Binnen een half uur krijg ik twee telefoontjes die je liever niet krijgt.
‘Kun je komen, het gaat niet zo goed met je moeder…’
Mijn oude moeder woont vlakbij in een tehuis, waar ze zeer liefdevol wordt verzorgd. Je hoort wel eens wat over de zorg en achter de schermen zal het heus niet meevallen. Maar de passie en aandacht waarmee hier wordt gewerkt is geweldig. Wat een toppers!
Gevecht
Uiteraard vlieg ik erheen. Tja, wat kan ik ervan zeggen? Mijn moeder is nog altijd helder van geest. Wat zeg ik? Zo scherp als een snaar. Ze weet alles nog van vroeger, maar praat ook levendig mee over het wereldnieuws. Maar haar lichaam laat haar al een tijdje lelijk in de steek. Ze doet haar best, maar ik zie dat ze het gevecht aan het verliezen is. Eerder in de week geeft ze voorzichtig aan dat ze het niet meer zo leuk vindt. Ze wil niet meer. En nu ineens gaat het niet meer. Ze heeft pijn en ze is er klaar mee.
Kwetsbaar
Het is vreemd om je moeder zo te zien, zo frêle en kwetsbaar. De rollen zijn compleet omgedraaid tussen ouder en kind. Ik probeer haar wat afleiding te bieden door haar voor de TV te zetten. Er is wielrennen. Ze geeft niets om sport, maar de beelden van de omgeving vindt ze leuk. Tegelijk probeer ik een dokter te bereiken. Het is zondag, maar het lukt. Ik mag pijnstillers halen bij de apotheek.
Ongeluk
Peinzend rijd ik erheen als de telefoon weer gaat. Mijn partner, die op de motor een lange reis maakt.
‘Schrik niet.’
Als je dat hoort, gaat je hartslag vanzelf al met stip omhoog.

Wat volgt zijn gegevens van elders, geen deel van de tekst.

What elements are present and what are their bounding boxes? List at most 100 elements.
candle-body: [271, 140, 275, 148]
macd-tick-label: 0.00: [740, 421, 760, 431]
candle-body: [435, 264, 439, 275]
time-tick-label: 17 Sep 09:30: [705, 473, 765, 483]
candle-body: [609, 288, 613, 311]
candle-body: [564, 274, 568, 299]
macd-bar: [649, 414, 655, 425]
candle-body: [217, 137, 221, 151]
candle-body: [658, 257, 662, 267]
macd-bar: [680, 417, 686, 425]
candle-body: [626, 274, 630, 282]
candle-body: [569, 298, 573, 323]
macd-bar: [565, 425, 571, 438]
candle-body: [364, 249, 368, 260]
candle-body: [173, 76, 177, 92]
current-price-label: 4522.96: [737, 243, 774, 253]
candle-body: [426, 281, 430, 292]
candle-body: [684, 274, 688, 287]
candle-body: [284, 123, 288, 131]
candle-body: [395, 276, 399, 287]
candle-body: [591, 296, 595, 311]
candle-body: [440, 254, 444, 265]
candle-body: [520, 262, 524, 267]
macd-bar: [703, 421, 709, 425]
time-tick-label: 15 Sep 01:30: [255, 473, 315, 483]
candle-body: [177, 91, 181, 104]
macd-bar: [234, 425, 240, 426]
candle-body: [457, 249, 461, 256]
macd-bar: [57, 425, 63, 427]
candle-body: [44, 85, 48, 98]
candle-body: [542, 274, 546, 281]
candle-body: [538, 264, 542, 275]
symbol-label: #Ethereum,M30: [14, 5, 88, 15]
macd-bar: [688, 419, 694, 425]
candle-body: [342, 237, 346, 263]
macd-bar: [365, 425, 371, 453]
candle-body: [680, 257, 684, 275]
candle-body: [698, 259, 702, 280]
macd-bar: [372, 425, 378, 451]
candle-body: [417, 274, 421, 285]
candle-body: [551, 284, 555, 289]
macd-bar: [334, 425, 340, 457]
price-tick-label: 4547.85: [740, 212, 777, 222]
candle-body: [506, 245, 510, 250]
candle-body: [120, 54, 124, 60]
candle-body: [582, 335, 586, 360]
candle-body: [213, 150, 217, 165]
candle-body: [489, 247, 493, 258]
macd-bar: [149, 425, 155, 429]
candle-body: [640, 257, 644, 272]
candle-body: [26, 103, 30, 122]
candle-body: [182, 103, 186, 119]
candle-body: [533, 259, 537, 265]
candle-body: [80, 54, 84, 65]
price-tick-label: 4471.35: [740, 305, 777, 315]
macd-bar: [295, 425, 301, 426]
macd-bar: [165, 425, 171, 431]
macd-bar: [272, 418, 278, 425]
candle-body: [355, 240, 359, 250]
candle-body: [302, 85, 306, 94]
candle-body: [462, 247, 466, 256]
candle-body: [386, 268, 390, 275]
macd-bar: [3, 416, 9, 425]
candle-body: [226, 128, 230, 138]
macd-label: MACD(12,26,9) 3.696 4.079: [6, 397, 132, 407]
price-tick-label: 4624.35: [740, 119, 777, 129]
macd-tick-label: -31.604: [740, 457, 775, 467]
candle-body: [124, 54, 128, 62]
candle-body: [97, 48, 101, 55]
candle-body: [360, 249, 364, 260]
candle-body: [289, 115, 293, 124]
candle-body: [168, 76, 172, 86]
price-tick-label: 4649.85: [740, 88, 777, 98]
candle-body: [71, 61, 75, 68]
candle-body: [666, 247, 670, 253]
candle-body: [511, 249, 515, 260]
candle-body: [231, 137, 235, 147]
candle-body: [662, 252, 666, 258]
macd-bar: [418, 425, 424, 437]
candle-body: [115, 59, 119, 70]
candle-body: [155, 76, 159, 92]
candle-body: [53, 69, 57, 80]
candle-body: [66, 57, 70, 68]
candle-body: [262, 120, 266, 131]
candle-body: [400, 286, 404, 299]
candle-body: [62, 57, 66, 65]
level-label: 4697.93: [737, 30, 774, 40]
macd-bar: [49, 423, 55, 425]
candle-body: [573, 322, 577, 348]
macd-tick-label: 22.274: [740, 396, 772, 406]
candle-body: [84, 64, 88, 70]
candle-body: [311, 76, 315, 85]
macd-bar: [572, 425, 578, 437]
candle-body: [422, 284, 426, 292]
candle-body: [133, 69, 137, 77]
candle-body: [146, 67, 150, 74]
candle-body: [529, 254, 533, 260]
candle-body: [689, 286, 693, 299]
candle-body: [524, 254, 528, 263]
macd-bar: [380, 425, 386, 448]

‘Ik lig achterin een ambulance in Oostenrijk, want ik heb een ongeluk gehad…’
Soap
Ik ben een doener. Met tijden van nood kan ik goed omgaan, als ik in actie kan komen. Mijn gevoel zegt me in de auto te springen en naar Salzburg af te reizen. Maar mijn moeder heeft me hier ook nodig… Een onmogelijke keuze, een tweestrijd in mijn hoofd, waarbij iedere beslissing fout is.
We besluiten dat ik thuis blijf. Hij is gewond, maar niet levensgevaarlijk en hij heeft alles onder controle daar. We zijn immers goed verzekerd, denken we dan nog. Tot hij in een soort soap belandt van maatschappijen die elkaar de bal toespelen en uiteindelijk vrijwel niets doen.
Machteloos
Ik word gedwongen in een rol van machteloosheid. Ik kan niet anders dan afwachten. Het is niet te omschrijven hoe dat is. Opwinding en berusting vechten in mijn borstkas, afwisselend voel ik me strijdbaar en nutteloos. Ik wil huilen en schreeuwen. Wat moet ik doen, wat kan ik doen? Mijn partner is onderweg naar huis (uiteindelijk zelf maar gewond in een trein gestapt) en mijn zus is onderweg.
Ik zit naast mijn moeder en leg steeds een nat washandje op haar hoofd, dat vindt ze fijn. Haar ogen zijn flets en haar stem is zwak. Ik moet me voorover buigen om te horen wat ze zegt.